Growing up in a heavily Christian atmosphere in Americus, Georgia, Nate was early on influenced by a familial religious ethos. As a church camp counselor, he realized a talent for mentoring through his work with a camper with severe Asperger’s Syndrome, a developmental disorder associated with autism. “I was literally with him 24-7,” Nate says. “His parents came back and were tremendously impressed...This was the first time, for any of the camps they sent him to, that he’d stayed for longer than a day. The next year he came back and had improved ten-fold. Seeing that improvement was amazing.”
During this period, his family had an unfortunate falling out with their church over what the church felt was the unacceptable sexuality of one of his older brothers. The callous treatment and snowballing negativity that followed led him to eventually reorder his feelings regarding organized religion, realize his own personal vision of God, and discover his writing talents.
“For me, being a good person...is more important than reading the Bible every night and going to Sunday school all the time," he says. "I just decided I would write down the story of my brother coming out and how the church reacted to that, and how that affected me.”
Since Nate’s arrival on the Green Mountain campus, he has been active in the adventure recreation program, developing an adventure recreation major and dual geology and communication minor path of study.
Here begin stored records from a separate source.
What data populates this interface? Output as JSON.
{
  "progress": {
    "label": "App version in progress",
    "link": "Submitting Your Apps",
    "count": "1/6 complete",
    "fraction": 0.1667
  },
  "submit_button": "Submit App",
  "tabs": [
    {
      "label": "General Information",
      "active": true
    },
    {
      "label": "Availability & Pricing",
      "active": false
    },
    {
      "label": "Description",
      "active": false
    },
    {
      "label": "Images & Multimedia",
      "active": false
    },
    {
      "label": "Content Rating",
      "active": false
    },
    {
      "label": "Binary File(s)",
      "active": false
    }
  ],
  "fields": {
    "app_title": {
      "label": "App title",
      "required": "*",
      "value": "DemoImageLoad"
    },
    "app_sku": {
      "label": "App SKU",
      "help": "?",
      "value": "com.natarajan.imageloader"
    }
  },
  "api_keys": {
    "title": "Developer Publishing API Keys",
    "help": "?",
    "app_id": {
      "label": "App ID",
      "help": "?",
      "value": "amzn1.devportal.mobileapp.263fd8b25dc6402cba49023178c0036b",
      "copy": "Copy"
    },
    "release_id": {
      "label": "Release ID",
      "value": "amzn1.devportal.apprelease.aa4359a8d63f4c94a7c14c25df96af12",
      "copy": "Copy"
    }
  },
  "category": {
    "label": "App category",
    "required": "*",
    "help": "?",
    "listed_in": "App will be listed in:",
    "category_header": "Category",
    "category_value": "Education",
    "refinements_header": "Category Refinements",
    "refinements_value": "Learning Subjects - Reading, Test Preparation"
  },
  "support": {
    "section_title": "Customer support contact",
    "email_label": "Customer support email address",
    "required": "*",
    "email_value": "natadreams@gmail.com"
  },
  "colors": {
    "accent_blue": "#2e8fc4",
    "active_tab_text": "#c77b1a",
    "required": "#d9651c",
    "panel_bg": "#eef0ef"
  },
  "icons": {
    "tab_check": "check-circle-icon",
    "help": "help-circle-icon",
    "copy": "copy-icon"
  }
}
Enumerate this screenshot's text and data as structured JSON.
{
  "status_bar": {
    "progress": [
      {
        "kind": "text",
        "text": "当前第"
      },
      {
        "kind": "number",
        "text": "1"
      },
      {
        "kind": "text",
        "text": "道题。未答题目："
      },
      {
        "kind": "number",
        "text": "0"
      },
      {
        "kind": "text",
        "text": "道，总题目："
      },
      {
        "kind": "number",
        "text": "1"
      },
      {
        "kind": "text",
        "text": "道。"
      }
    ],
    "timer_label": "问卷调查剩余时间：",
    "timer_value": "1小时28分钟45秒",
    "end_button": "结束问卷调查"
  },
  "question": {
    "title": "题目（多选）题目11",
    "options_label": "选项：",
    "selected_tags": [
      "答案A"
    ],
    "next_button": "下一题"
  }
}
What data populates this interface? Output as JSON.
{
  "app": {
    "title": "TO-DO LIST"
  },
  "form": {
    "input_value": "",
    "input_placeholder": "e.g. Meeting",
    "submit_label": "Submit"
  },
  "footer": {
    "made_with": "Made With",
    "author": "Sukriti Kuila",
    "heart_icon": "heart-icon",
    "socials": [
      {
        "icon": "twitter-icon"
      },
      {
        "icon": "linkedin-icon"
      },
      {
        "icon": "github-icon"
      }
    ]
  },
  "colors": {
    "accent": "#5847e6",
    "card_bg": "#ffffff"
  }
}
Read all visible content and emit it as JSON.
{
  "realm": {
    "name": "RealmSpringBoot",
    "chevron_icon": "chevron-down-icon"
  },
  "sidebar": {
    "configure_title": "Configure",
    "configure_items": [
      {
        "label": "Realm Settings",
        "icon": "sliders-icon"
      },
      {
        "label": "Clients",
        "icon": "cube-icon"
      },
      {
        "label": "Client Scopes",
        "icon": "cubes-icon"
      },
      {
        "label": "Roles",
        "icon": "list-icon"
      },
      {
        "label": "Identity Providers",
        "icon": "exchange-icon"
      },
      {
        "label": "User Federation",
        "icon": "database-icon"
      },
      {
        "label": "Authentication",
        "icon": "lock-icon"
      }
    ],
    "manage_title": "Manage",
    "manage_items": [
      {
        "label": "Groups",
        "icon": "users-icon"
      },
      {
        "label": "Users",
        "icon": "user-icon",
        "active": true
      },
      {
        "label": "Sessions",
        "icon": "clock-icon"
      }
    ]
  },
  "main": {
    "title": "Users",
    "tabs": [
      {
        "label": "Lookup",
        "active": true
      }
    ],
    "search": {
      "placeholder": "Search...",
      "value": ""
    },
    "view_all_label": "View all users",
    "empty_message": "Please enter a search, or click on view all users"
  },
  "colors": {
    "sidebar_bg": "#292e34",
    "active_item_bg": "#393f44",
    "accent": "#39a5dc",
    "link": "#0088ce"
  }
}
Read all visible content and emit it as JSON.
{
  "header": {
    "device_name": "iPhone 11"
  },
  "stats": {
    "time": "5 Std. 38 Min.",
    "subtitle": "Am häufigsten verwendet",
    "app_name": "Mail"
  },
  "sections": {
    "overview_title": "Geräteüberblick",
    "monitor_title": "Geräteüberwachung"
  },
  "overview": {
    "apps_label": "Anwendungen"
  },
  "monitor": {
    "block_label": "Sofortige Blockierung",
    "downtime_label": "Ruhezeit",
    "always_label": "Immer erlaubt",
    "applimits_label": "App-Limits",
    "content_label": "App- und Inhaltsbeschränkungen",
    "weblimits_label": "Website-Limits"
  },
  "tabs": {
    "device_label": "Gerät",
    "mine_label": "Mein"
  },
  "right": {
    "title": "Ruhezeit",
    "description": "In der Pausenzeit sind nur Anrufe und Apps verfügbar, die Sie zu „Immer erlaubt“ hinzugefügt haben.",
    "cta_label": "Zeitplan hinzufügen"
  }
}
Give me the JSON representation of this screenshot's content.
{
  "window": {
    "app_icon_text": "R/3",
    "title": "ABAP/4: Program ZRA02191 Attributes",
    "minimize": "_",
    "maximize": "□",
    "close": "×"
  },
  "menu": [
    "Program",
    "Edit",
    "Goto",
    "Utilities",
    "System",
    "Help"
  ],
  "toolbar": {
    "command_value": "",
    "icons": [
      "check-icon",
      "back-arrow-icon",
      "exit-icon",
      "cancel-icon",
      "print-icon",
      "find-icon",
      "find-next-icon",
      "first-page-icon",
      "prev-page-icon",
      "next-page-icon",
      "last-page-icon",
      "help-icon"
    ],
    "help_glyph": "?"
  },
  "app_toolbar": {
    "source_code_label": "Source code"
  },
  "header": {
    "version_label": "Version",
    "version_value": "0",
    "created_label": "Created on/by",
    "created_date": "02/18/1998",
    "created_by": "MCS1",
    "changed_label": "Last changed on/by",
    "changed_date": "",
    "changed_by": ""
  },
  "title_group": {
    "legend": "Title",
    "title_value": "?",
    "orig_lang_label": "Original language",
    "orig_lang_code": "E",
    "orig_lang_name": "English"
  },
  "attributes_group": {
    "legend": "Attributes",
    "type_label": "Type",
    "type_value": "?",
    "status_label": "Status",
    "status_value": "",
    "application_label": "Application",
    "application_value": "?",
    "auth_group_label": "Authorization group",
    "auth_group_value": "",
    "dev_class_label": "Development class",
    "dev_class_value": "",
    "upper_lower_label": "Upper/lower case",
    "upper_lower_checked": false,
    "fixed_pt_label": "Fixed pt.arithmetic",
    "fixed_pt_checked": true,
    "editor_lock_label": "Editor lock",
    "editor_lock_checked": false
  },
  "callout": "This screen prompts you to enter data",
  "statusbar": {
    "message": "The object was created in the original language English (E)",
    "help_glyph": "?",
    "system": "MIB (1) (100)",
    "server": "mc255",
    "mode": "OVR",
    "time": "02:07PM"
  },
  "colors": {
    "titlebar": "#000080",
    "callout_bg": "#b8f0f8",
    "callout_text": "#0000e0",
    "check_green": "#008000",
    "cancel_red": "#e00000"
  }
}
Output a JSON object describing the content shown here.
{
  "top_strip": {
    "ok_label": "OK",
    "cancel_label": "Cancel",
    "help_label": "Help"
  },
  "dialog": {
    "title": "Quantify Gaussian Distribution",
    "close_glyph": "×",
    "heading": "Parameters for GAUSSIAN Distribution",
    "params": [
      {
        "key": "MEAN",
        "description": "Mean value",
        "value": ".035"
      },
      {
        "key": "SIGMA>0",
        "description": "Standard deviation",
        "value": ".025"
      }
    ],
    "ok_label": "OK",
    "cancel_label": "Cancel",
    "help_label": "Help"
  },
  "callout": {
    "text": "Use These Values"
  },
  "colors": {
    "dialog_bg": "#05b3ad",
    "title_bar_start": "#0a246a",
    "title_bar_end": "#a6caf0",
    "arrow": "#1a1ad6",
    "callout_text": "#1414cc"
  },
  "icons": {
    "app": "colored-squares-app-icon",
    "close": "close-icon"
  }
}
His sophomore year he became a trip leader for the GreenMAP program, where his personality and principles have helped him become a well-respected liaison between the student body and the great outdoors.
For Nate, a life focused on the outdoors allows him to teach, lead, and effect social change. “I don’t really have any desire to get paid hundreds of thousands of dollars to hike somebody up Everest... I would rather cater my experiences and skills towards places where I feel it can make a difference.”